Is your test case establishing the initial connection and session to the database before, or during, the 30-100ms window? PostgreSQL uses an eagerly-established raw TCP connection -- it's relatively lightweight, but it runs into scalability problems if you want to manage hundreds or thousands or more sessions from a single client. Customers often end up implementing connection pooling, which adds overhead. Spanner uses gRPC, and Spanner's client has a gRPC connection pool (and gRPC multiplexing, and a Spanner session pool) built in. So with Spanner, that one-time setup cost is hidden inside our client. However, all of this is handled by a mostly-C++ library in the background, so the first few issued statements may appear slow while the pool is spinning up.

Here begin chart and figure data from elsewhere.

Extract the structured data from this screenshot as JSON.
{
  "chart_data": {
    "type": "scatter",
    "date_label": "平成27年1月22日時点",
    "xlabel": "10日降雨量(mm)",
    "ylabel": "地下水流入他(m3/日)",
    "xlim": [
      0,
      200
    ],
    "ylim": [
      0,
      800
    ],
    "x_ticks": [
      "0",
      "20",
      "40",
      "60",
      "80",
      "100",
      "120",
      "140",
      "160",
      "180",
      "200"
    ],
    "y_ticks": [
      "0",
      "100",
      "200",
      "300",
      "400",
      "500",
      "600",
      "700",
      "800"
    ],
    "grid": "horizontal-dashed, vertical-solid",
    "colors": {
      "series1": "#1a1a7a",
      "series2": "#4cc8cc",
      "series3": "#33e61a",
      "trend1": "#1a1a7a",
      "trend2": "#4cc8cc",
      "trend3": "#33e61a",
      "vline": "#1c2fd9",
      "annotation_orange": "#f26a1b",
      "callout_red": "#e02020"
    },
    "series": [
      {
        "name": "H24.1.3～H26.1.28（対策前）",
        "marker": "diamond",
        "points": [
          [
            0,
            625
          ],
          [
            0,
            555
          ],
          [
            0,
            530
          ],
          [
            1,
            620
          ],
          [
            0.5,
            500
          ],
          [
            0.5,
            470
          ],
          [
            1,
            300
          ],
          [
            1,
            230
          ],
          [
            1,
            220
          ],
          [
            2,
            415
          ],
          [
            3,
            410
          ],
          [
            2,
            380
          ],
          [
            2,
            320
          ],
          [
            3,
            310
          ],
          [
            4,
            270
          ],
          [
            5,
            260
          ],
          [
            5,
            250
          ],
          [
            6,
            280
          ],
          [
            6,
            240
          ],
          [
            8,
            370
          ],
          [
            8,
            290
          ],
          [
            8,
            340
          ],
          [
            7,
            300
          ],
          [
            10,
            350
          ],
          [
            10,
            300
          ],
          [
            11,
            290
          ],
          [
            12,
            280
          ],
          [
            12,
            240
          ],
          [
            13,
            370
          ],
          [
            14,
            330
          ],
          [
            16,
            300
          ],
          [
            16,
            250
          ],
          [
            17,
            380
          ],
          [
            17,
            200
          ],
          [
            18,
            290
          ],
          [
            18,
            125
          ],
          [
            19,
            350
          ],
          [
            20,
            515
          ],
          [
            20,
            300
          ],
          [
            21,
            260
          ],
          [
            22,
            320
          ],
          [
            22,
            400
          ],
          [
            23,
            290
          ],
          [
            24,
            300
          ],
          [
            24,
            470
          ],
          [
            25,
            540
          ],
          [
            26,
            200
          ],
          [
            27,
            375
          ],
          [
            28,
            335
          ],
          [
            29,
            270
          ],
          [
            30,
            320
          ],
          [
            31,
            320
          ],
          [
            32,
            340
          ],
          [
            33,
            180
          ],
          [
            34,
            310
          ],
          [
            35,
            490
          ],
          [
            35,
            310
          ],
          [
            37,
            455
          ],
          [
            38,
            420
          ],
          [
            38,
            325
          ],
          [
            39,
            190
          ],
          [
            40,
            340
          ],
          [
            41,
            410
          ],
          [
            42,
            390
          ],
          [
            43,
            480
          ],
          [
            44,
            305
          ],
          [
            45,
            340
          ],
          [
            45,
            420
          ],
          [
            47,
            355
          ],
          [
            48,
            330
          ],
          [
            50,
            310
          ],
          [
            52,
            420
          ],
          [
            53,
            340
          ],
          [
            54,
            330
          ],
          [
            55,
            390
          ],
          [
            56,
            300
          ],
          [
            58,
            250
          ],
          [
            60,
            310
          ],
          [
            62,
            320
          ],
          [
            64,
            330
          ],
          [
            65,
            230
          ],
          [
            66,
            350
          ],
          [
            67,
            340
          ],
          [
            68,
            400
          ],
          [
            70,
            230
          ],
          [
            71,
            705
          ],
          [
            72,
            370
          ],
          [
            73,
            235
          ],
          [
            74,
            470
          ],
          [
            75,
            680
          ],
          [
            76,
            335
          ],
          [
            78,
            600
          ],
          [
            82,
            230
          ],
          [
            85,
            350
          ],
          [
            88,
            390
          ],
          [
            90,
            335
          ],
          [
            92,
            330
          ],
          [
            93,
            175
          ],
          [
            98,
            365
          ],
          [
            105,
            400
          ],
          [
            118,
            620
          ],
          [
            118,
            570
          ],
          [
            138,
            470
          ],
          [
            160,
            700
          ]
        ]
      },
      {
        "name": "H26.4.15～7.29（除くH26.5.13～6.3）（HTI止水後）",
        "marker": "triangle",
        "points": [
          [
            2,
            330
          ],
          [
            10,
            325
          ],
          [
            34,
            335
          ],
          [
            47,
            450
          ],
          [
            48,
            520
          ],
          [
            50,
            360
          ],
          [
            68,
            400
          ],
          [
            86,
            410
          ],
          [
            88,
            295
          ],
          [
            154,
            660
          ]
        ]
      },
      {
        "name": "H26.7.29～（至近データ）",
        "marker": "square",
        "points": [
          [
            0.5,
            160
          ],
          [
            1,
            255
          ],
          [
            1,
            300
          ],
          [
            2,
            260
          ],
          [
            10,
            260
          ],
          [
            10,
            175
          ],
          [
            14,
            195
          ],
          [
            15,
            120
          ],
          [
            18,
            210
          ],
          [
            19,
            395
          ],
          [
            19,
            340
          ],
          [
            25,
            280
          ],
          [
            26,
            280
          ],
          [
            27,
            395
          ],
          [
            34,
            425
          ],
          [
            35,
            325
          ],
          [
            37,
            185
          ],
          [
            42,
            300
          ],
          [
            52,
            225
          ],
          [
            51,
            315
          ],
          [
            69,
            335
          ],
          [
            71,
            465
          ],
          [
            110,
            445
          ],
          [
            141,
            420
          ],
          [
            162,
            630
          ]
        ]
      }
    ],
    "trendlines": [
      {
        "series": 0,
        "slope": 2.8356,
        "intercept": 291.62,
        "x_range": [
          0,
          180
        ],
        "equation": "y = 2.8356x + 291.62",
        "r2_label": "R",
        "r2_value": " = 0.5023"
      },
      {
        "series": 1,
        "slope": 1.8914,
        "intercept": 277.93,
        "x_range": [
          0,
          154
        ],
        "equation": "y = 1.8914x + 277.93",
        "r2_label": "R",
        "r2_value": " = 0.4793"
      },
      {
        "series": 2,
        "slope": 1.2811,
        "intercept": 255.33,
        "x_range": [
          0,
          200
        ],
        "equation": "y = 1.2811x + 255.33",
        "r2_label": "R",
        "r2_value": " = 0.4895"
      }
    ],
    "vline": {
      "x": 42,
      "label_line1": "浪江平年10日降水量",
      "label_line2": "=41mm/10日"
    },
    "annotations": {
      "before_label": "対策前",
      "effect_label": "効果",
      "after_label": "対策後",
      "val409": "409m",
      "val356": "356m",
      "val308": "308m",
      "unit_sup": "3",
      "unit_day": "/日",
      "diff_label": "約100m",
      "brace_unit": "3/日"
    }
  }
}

How many times are you running the query? As compared to PostgreSQL, Spanner's query planner is fairly expensive. However, it performs query-plan caching (based on the raw query string). I would strongly recommend using prepared statements with Spanner for this reason, for any complex code in production. I'm not certain which query from the tutorial you're trying out, but the first SELECT statement in the tutorial does not use prepared statements because they're a little more complex and it's trying to make the first getting-started example as simple as possible. Moreover, for any benchmarking use case, I'd consider running the query a bunch of times in isolation in order to warm up Spanner's caches (such as the query-plan cache) in all involved data centers.
I'm not totally clear based on the traces above -- how much time is spent actually waiting on Spanner, vs in CPU on the client side? Python is not the fastest language :-) I've frequently seen, with a variety of different DBMS's, a relatively small client-side code change cause the Python interpreter to spend much more CPU on the client side reading the result of a query over the network, than the server spent executing the whole query. Spanner's Client has more client-side logic than those of many other database engines (for various reasons partly including those discussed above) so we have occasionally seen folks running into issues in this space. We also see this in ORMs or other third-party code (which we unfortunately don't always control), where they don't recognize Spanner so use some default slower fallback implementation. If you have a specific example where this is the problem, we'd be interested in seeing more details.

Answer 2 · 2024-08-10T00:28:10.000Z

No updates here in a while -- I'm going to go ahead and close this ticket. Please re-open, or open a new ticket referencing this one, if you're still running into this or you see a similar issue.